Ex-cysting without edema
When a 59-year-old patient was referred to Dr. Schneider for cystoid macular edema (CME), he observed both the presence of cystoid spaces in the central macula of both eyes, alongside a slight loss of retinal transparency in the parafoveal region—which also had anomalous vasculature. Although structural OCT showed inner-retinal hyporeflective spaces, the retinal thickness was, notably, relatively normal. Additionally, aside from a small area of inner segment/outer segment disruption nasally, OD, the outer retina was relatively intact. Mid-to-late FA showed prominent temporal parafoveal staining, OU—with a little staining, superior nasally, OS. However, there wasn’t any evidence of other microvascular abnormalities (such as microaneurysms or anastomotic vessels) or of CNV. So where was this CME coming from?

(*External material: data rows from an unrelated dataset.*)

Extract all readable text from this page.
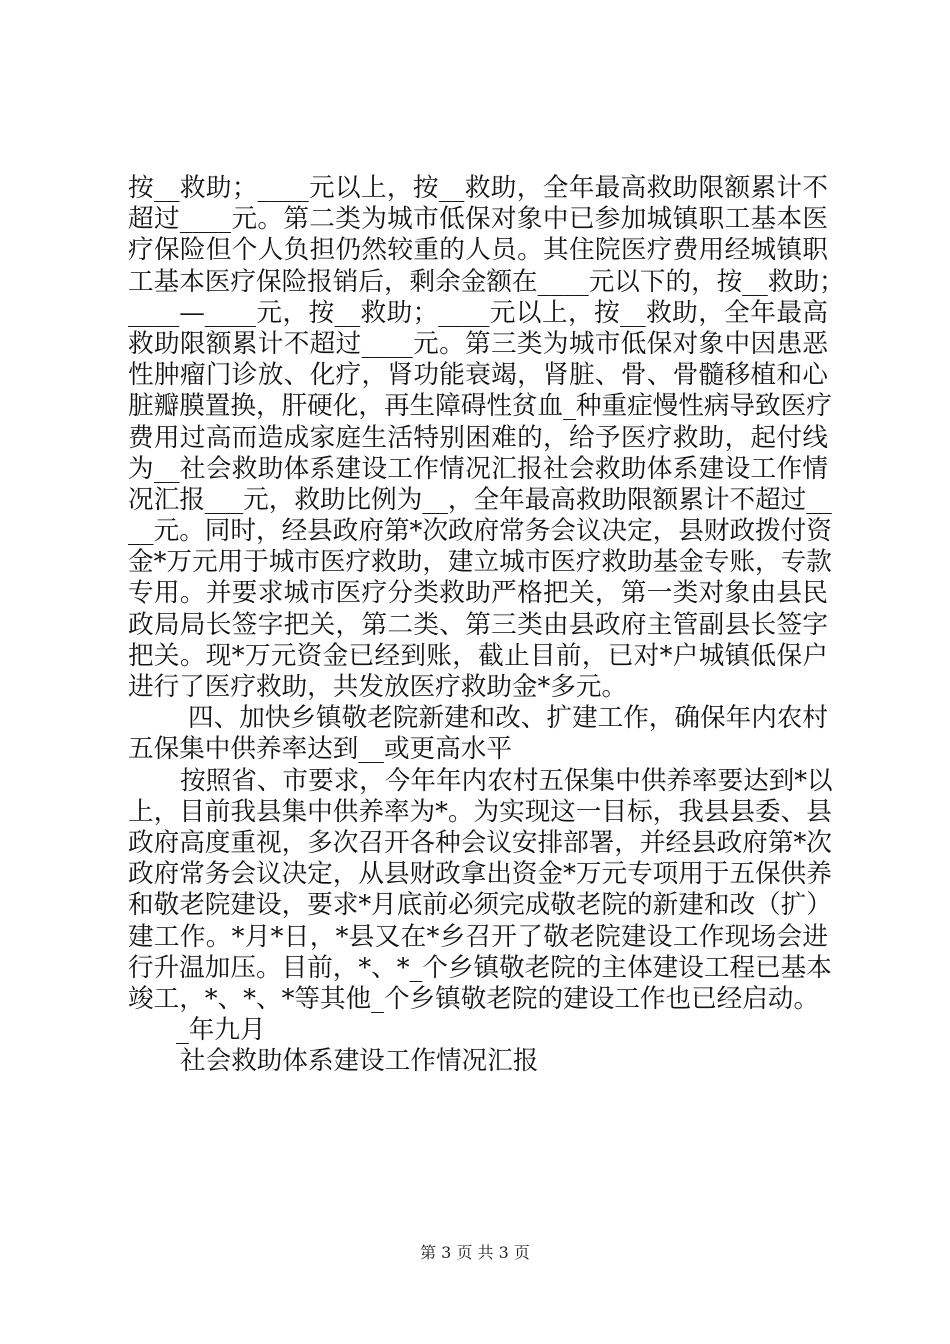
按__救助；____元以上，按__救助，全年最高救助限额累计不
超过____元。第二类为城市低保对象中已参加城镇职工基本医
疗保险但个人负担仍然较重的人员。其住院医疗费用经城镇职
工基本医疗保险报销后，剩余金额在____元以下的，按__救助；
____—____元，按__救助；____元以上，按__救助，全年最高
救助限额累计不超过____元。第三类为城市低保对象中因患恶
性肿瘤门诊放、化疗，肾功能衰竭，肾脏、骨、骨髓移植和心
脏瓣膜置换，肝硬化，再生障碍性贫血_种重症慢性病导致医疗
费用过高而造成家庭生活特别困难的，给予医疗救助，起付线
为__社会救助体系建设工作情况汇报社会救助体系建设工作情
况汇报___元，救助比例为__，全年最高救助限额累计不超过__
__元。同时，经县政府第*次政府常务会议决定，县财政拨付资
金*万元用于城市医疗救助，建立城市医疗救助基金专账，专款
专用。并要求城市医疗分类救助严格把关，第一类对象由县民
政局局长签字把关，第二类、第三类由县政府主管副县长签字
把关。现*万元资金已经到账，截止目前，已对*户城镇低保户
进行了医疗救助，共发放医疗救助金*多元。
四、加快乡镇敬老院新建和改、扩建工作，确保年内农村
五保集中供养率达到__或更高水平
按照省、市要求，今年年内农村五保集中供养率要达到*以
上，目前我县集中供养率为*。为实现这一目标，我县县委、县
政府高度重视，多次召开各种会议安排部署，并经县政府第*次
政府常务会议决定，从县财政拿出资金*万元专项用于五保供养
和敬老院建设，要求*月底前必须完成敬老院的新建和改（扩）
建工作。*月*日，*县又在*乡召开了敬老院建设工作现场会进
行升温加压。目前，*、*_个乡镇敬老院的主体建设工程已基本
竣工，*、*、*等其他_个乡镇敬老院的建设工作也已经启动。
_年九月
社会救助体系建设工作情况汇报
第 3 页 共 3 页
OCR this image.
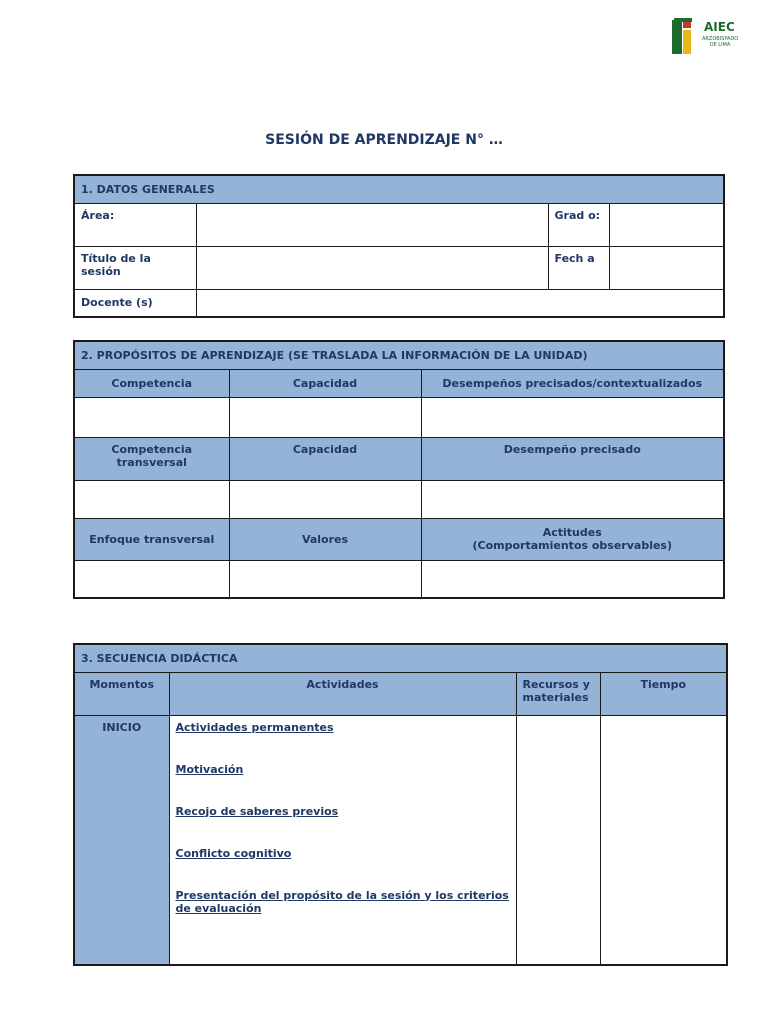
AIEC
ARZOBISPADO DE LIMA
SESIÓN DE APRENDIZAJE N° …
1. DATOS GENERALES			
Área:		Grad o:	
Título de la sesión		Fech a	
Docente (s)			
2. PROPÓSITOS DE APRENDIZAJE (SE TRASLADA LA INFORMACIÓN DE LA UNIDAD)		
Competencia	Capacidad	Desempeños precisados/contextualizados

Competencia transversal	Capacidad	Desempeño precisado

Enfoque transversal	Valores	Actitudes
(Comportamientos observables)

3. SECUENCIA DIDÁCTICA			
Momentos	Actividades	Recursos y materiales	Tiempo
INICIO	Actividades permanentes
Motivación
Recojo de saberes previos
Conflicto cognitivo
Presentación del propósito de la sesión y los criterios de evaluación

To answer this, Dr. Schneider turned to OCTA. A high-definition scan of the superficial capillary plexus taken by the CIRRUS 6000 showcased several important features. Both eyes had dilated feeding arterioles branching into the foveal avascular zone (FAZ), alongside multiple draining venules. Additionally, significant rarefaction of the parafoveal capillaries—which had increased within the intravascular spaces—resulted in an incredibly anomalous FAZ shape and size, OD, and rendered it almost completely missing, OS.
More obvious changes were found when Dr. Schneider considered the next slab down: the deep capillary plexus. Here, he observed telangiectatic vascular changes, indicative of type-2 macular telangiectasia (MacTel2), not CME. “It’s really striking because although you can see leakage and staining with traditional FA, even in its mid and early phases, you can’t see the level of microvascular detail needed to determine the diagnosis, making OCTA so critical here,” notes Dr. Schneider. “OCTA also provides equal quality of the vascular architecture between the two eyes—as opposed to FA, where there’s one transit eye. Additionally, FA staining can obscure changes to the parafoveal capillaries and secondary subretinal neovascularization—if it occurs, which is what we’re looking to visualize. We don’t have that problem with OCTA.”